無口な脳外科医の旦那様、心の声(なぜか激甘)が漏れてます!
 だから少しでも年相応の大人の女性の雰囲気にしたくて、私なりに頑張ってはいるのだ。

 二か月前にはクールビューティーな雰囲気を目指して、初めてショートボブスタイルにチャレンジした。

 結果全然似合わなかった。鏡の前で微笑んでみたがこけしにしか見えなくて激しく落胆し、スタイリストさんがしきりに薦めてきたゆるふわミディアムヘアにしておけばよかったと心底後悔したのだった。

 今は少し伸びてきたけれど、中途半端な長さのため纏まり辛くて、寝起きの今は毛先が跳ねまくっているはず。

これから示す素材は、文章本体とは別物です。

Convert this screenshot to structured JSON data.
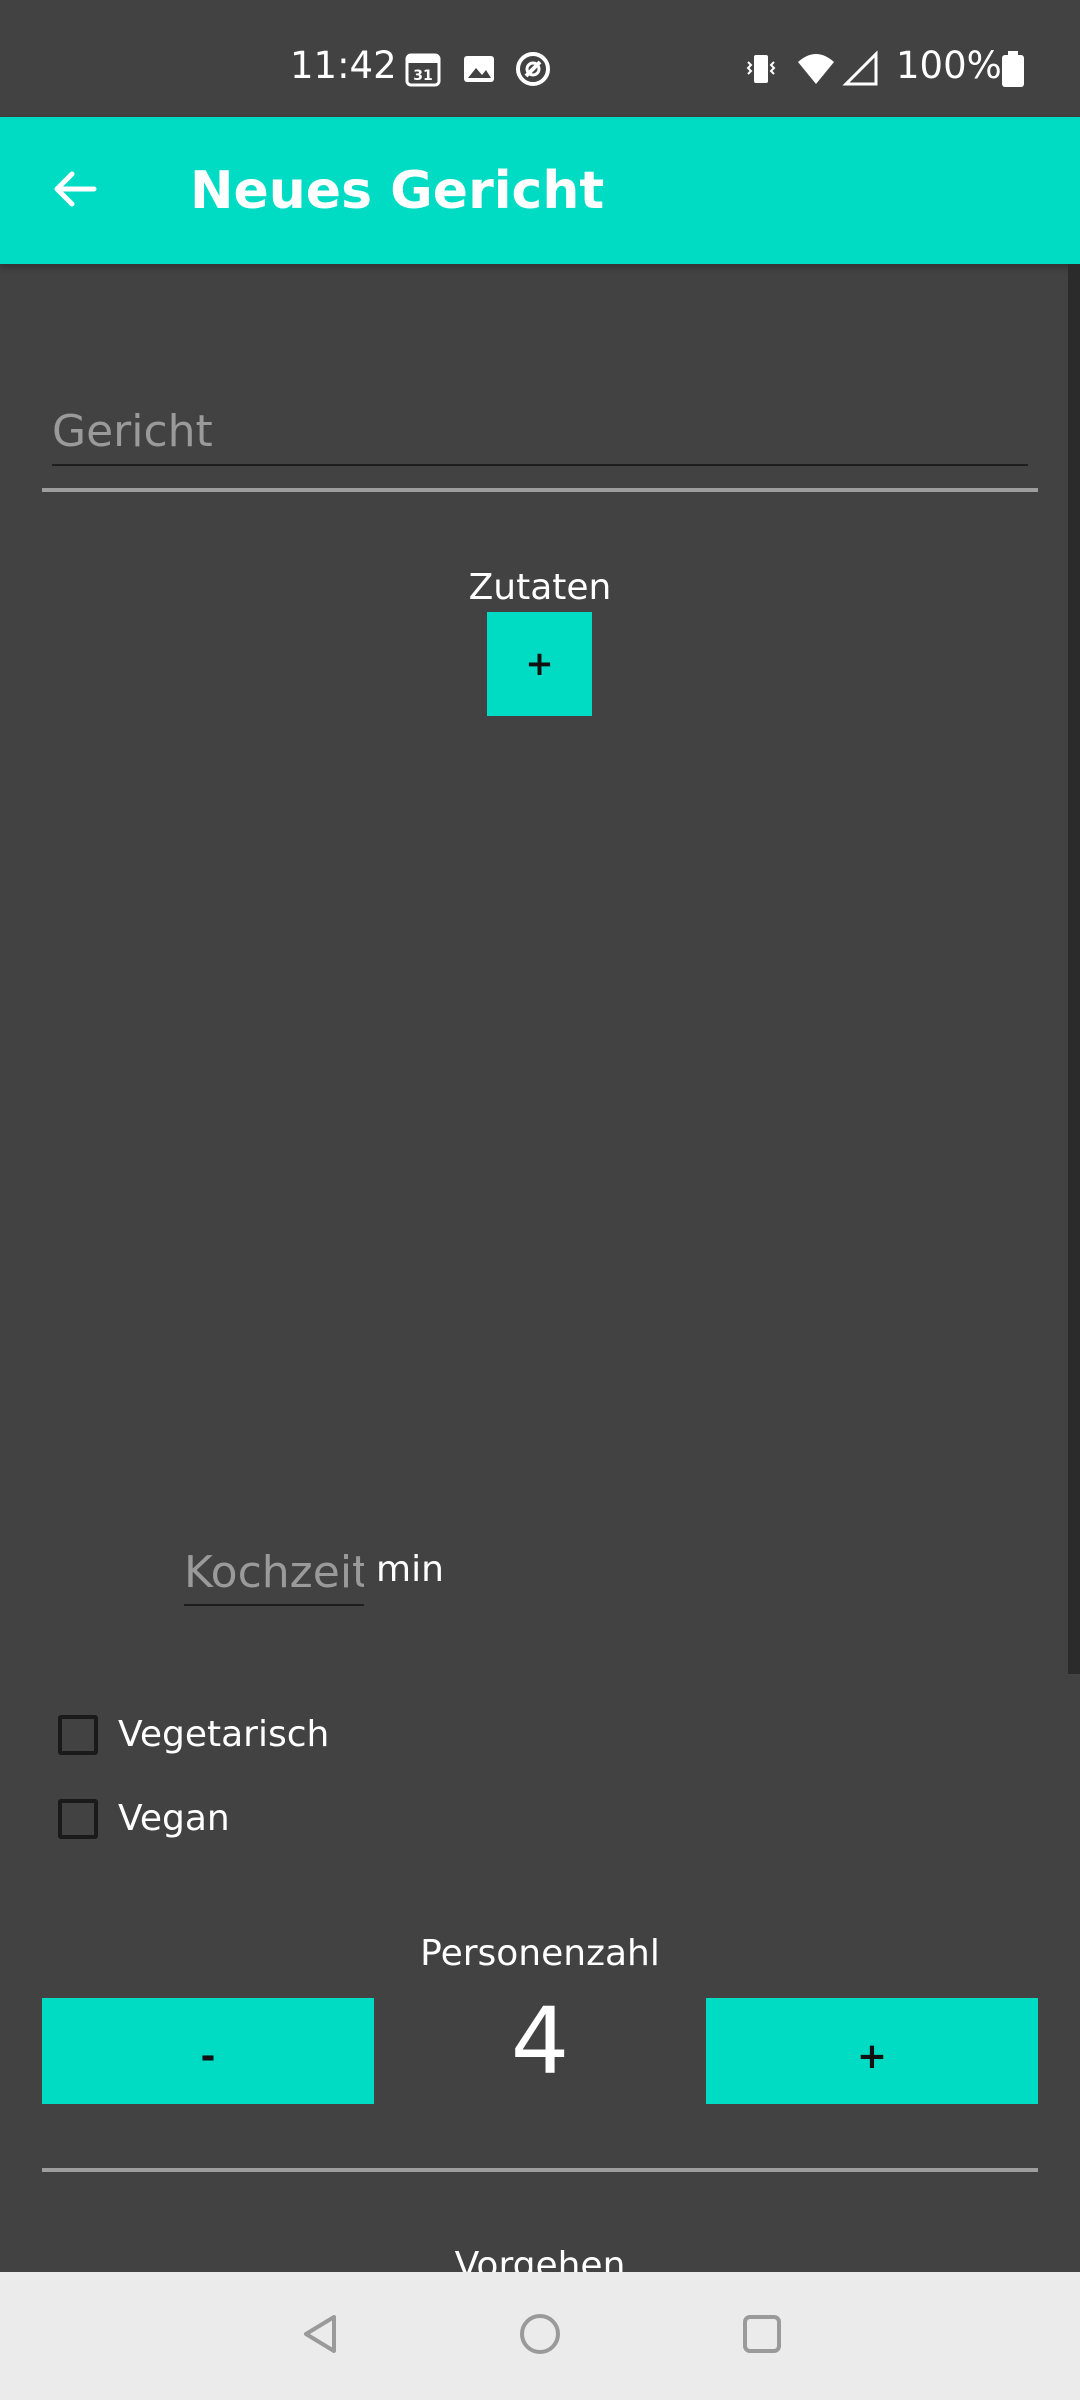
{
  "status_bar": {
    "time": "11:42",
    "battery_percent": "100%",
    "icons": [
      "calendar-icon",
      "image-icon",
      "sync-icon",
      "vibrate-icon",
      "wifi-icon",
      "signal-icon",
      "battery-icon"
    ]
  },
  "app_bar": {
    "title": "Neues Gericht",
    "back_icon": "arrow-back-icon",
    "color": "#00dbc4"
  },
  "form": {
    "gericht_placeholder": "Gericht",
    "zutaten_label": "Zutaten",
    "add_ingredient_label": "+",
    "kochzeit_placeholder": "Kochzeit",
    "kochzeit_unit": "min",
    "checkboxes": [
      {
        "label": "Vegetarisch",
        "checked": false
      },
      {
        "label": "Vegan",
        "checked": false
      }
    ],
    "personen_label": "Personenzahl",
    "personen_value": "4",
    "decrement_label": "-",
    "increment_label": "+",
    "vorgehen_label": "Vorgehen"
  },
  "nav_bar": {
    "icons": [
      "back-triangle-icon",
      "home-circle-icon",
      "recents-square-icon"
    ]
  },
  "colors": {
    "background": "#424242",
    "accent": "#00dbc4",
    "divider": "#9e9e9e",
    "nav_background": "#ebebeb"
  }
}
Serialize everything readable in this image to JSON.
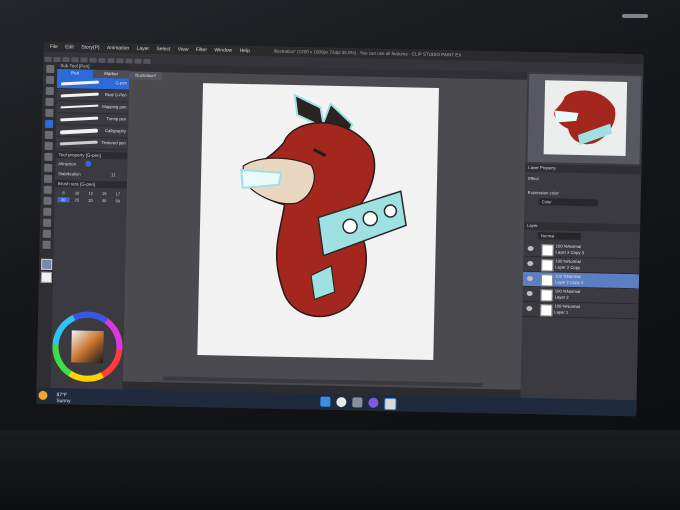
{
  "window": {
    "title": "Illustration* (1200 x 1600px 72dpi 35.0%) - You can use all features - CLIP STUDIO PAINT EX",
    "document_tab": "Illustration*"
  },
  "menubar": {
    "items": [
      "File",
      "Edit",
      "Story(P)",
      "Animation",
      "Layer",
      "Select",
      "View",
      "Filter",
      "Window",
      "Help"
    ]
  },
  "subtool_panel": {
    "header": "Sub Tool [Pen]",
    "tabs": [
      "Pen",
      "Marker"
    ],
    "brushes": [
      "G-pen",
      "Real G-Pen",
      "Mapping pen",
      "Turnip pen",
      "Calligraphy",
      "Textured pen"
    ],
    "property_header": "Tool property [G-pen]",
    "property_label": "Attraction",
    "stabilization_label": "Stabilization",
    "stabilization_value": "11"
  },
  "brush_size": {
    "header": "Brush size [G-pen]",
    "sizes": [
      "8",
      "10",
      "12",
      "15",
      "17",
      "20",
      "25",
      "30",
      "40",
      "50"
    ]
  },
  "color": {
    "wheel_label": "Color"
  },
  "layer_property": {
    "tab": "Layer Property",
    "effect_label": "Effect",
    "expression_label": "Expression color",
    "expression_value": "Color"
  },
  "layers": {
    "header": "Layer",
    "blend": "Normal",
    "items": [
      {
        "opacity": "100 %Normal",
        "name": "Layer 2 Copy 3",
        "selected": false
      },
      {
        "opacity": "100 %Normal",
        "name": "Layer 2 Copy",
        "selected": false
      },
      {
        "opacity": "100 %Normal",
        "name": "Layer 2 Copy 2",
        "selected": true
      },
      {
        "opacity": "100 %Normal",
        "name": "Layer 2",
        "selected": false
      },
      {
        "opacity": "100 %Normal",
        "name": "Layer 1",
        "selected": false
      }
    ]
  },
  "taskbar": {
    "weather_temp": "87°F",
    "weather_desc": "Sunny"
  },
  "colors": {
    "accent": "#2f6bd8",
    "fur_red": "#a3271c",
    "collar": "#9fe1e2",
    "cream": "#ead7c1"
  }
}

よほどのことがない限り人には見られたくない姿だ。

 でも克樹さんは、私のこのデリケートな気持ちなんて分からないんだろうな。

 いや、彼は医師として診ているのだから、恥ずかしがる私がおかしいんだよね。

「羽菜?」

 克樹さんが私の肩に手をかける。

「どうしたんだ?」

 彼の声に緊迫感が増す。

「大丈夫。寝起きで顔も洗ってないから近くで見られたくないだけ」

 大事になりそうなので仕方なく白状すると、克樹さんが少し離れた気配がした。気を遣ってくれたようだ。

 ほっとしてようやく彼と視線を合せた。その瞬間耳に届いたのは……。

――そんなこと気にする必要ないのにな。羽菜は寝起きだって可愛いんだから。

「かっ!」

 可愛い? 驚きすぎて思わず奇声を上げてしまったじゃない。

 いきなり何言ってるの? まさか私を褒めるなんて……そんなの克樹さんじゃないでしょう!

 いつも私のことなんて、すがすがしいほど無関心だったのに。

 混乱する私に克樹さんが怪訝そうな顔をする。多分挙動不審だと思われているのだろう。でも私からすると変なのは克樹さんだ。

 いや、おかしいのはやっぱり私の耳なの?

 私は半ばパニック状態で頭を抱えたのだった。